Le 29 novembre 2019 j’ai eu l’honneur d’être invitée par les organisateurs à présider la première mâtinée d’un colloque consacré au principe de précaution et plus précisément « Les approches de précaution comme outil de gouvernance : Contribution au droit de l’innovation »
Mon propos a été axé sur l’émergence du principe, à sa non déclinaison par la loi aux différents domaines concernés(hors Constitution) et par l’importance prise par l’expertise dans la décision d’agir ou non.

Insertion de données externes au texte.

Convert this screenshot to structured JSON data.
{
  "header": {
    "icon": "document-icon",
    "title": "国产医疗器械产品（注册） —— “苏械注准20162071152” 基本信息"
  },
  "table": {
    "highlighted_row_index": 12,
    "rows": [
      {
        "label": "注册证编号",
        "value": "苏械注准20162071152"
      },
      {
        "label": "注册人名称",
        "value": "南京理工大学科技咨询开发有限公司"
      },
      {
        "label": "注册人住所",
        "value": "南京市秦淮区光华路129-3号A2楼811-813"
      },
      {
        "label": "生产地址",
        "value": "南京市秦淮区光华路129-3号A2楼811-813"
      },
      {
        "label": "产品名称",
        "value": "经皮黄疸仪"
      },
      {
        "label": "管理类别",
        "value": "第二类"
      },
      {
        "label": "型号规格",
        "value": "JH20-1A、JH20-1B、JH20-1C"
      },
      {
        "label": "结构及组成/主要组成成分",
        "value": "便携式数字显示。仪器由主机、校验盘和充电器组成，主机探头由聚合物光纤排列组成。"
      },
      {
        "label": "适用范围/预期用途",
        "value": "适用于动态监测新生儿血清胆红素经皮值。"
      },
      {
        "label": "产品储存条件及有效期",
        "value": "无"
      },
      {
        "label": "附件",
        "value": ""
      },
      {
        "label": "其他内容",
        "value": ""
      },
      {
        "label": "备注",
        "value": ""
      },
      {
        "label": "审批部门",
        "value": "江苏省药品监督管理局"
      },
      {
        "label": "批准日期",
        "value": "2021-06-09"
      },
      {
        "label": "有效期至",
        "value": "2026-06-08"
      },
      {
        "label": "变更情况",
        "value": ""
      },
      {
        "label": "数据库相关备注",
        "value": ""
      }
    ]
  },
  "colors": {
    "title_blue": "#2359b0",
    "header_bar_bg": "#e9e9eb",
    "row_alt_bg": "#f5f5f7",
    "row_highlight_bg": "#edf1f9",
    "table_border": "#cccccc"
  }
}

Je remercie les enseignants -chercheurs de cette initiative de nature à faire émerger des questions et aussi des éléments de compréhension et de réponse à l’occasion d’échanges fructueux et rigoureux.
Marietta KARAMANLI
Matinée
Sous la présidence de Marietta Karamanli, Députée de la Sarthe
I/ L’approche de précaution, mode « d’environnementalisation » du droit
9h50 : Les impacts de la constitutionnalisation du principe de précaution en droit de l’urbanisme
Sylvie Caudal, Professeur émérite de l’Université Jean Moulin Lyon 3
10h00 : Les effets du principe de précaution en matière de réchauffement climatique
Sarah Cassella, Professeur à l’Université du Mans
10h10 : Les effets du principe de développement durable sur l’entreprise
Valérie Lasserre, Professeur à l’Université du Mans
Discussion : Marietta Karamanli, Députée de la Sarthe
Franck Pilard, Directeur régional du développement et de la stratégie de Veolia à Nantes
II/ L’approche de précaution comme limite aux échanges
11h15 : Les approches de précaution dans les accords internationaux de libre-échange
Sabrina Robert-Cuendet, Professeur à l’Université du Mans
11h25 : Les approches de précaution en droit de l’Union européenne
Nicolas de Sadeleer, Professeur à l’Université de Saint Louis (Belgique)

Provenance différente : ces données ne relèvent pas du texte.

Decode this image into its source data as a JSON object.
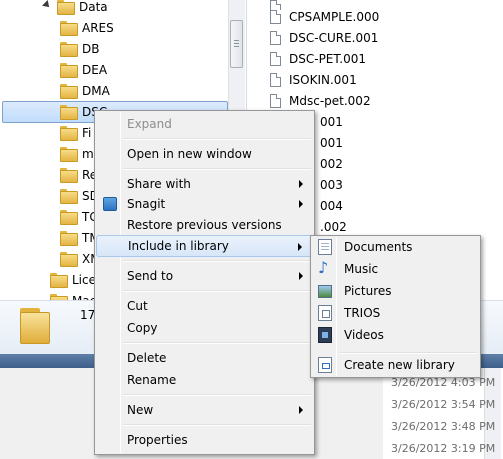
{
  "nav_tree": {
    "items": [
      {
        "label": "Data",
        "expanded": true
      },
      {
        "label": "ARES"
      },
      {
        "label": "DB"
      },
      {
        "label": "DEA"
      },
      {
        "label": "DMA"
      },
      {
        "label": "DSC",
        "selected": true
      },
      {
        "label": "Fi"
      },
      {
        "label": "m"
      },
      {
        "label": "Re"
      },
      {
        "label": "SD"
      },
      {
        "label": "TG"
      },
      {
        "label": "TM"
      },
      {
        "label": "XM"
      },
      {
        "label": "Lice"
      },
      {
        "label": "Mac"
      }
    ]
  },
  "file_list": {
    "items": [
      {
        "name": "CPSAMPLE.000"
      },
      {
        "name": "DSC-CURE.001"
      },
      {
        "name": "DSC-PET.001"
      },
      {
        "name": "ISOKIN.001"
      },
      {
        "name": "Mdsc-pet.002"
      },
      {
        "name": "001"
      },
      {
        "name": "001"
      },
      {
        "name": "002"
      },
      {
        "name": "003"
      },
      {
        "name": "004"
      },
      {
        "name": ".002"
      }
    ]
  },
  "details_pane": {
    "item_count_partial": "17"
  },
  "background_dates": [
    "3/26/2012 4:03 PM",
    "3/26/2012 3:54 PM",
    "3/26/2012 3:48 PM",
    "3/26/2012 3:19 PM"
  ],
  "context_menu": {
    "expand": "Expand",
    "open_new_window": "Open in new window",
    "share_with": "Share with",
    "snagit": "Snagit",
    "restore_versions": "Restore previous versions",
    "include_in_library": "Include in library",
    "send_to": "Send to",
    "cut": "Cut",
    "copy": "Copy",
    "delete": "Delete",
    "rename": "Rename",
    "new": "New",
    "properties": "Properties"
  },
  "library_submenu": {
    "documents": "Documents",
    "music": "Music",
    "pictures": "Pictures",
    "trios": "TRIOS",
    "videos": "Videos",
    "create_new_library": "Create new library"
  },
  "icons": {
    "folder": "folder-icon",
    "file": "file-icon",
    "snagit": "snagit-icon",
    "documents": "documents-library-icon",
    "music": "music-library-icon",
    "pictures": "pictures-library-icon",
    "videos": "videos-library-icon"
  },
  "colors": {
    "selection_fill": "#c1dcfc",
    "selection_border": "#7da2ce",
    "menu_background": "#f0f0f0",
    "folder": "#e3b444"
  }
}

11h35 : La diversité culturelle et la précaution
Lilian Hanania, Avocate et médiatrice au barreau de Paris, docteure en droit
Mon propos
Je souhaite tout d’abord remercier les organisateurs et les enseignants chercheurs de m’avoir invitée à cette manifestation qui traite de la façon dont le droit, les juristes et la société abordent et traitent du principe du principe de précaution.
Mon propos s’articulera autour de trois idées
C’est un principe récent dont le périmètre d’application est vaste.
C’est un principe qui modifie la responsabilité de ceux qui décident ou ne décident pas.
C’est un principe qui renvoie aux connaissances et à l’expertise privée et publique.
Un principe récent, qui s’affirme concrètement
Mmes Les Professeurs Casella et Lasserre ont eu non seulement la bonne idée de faire de cette thématique un colloque mais aussi de l’inscrire dans une perspective transversale.
– Droit de la santé,
– droit de l’urbanisme,
– droit de l’environnement,
– droit financier international,
– droits internationaux privé et public notamment dans leur dimension de régulation des échanges commerciaux,
– droit dans l’entreprise, entre autres pour ce qui relève de l’innovation et des nouvelles technologies…
On le voit, ce principe peut se décliner si ce n’est à l’infini du moins dans une immense variété de disciplines juridiques et de situations.
Pour faire simple, ce principe vise à prendre en compte des risques hypothétiques, non confirmés scientifiquement mais dont la possibilité peut être identifiée à partir de connaissances et évidement à en tirer des conséquences tant du côté des décideurs que du côté des citoyens, usagers et tiers.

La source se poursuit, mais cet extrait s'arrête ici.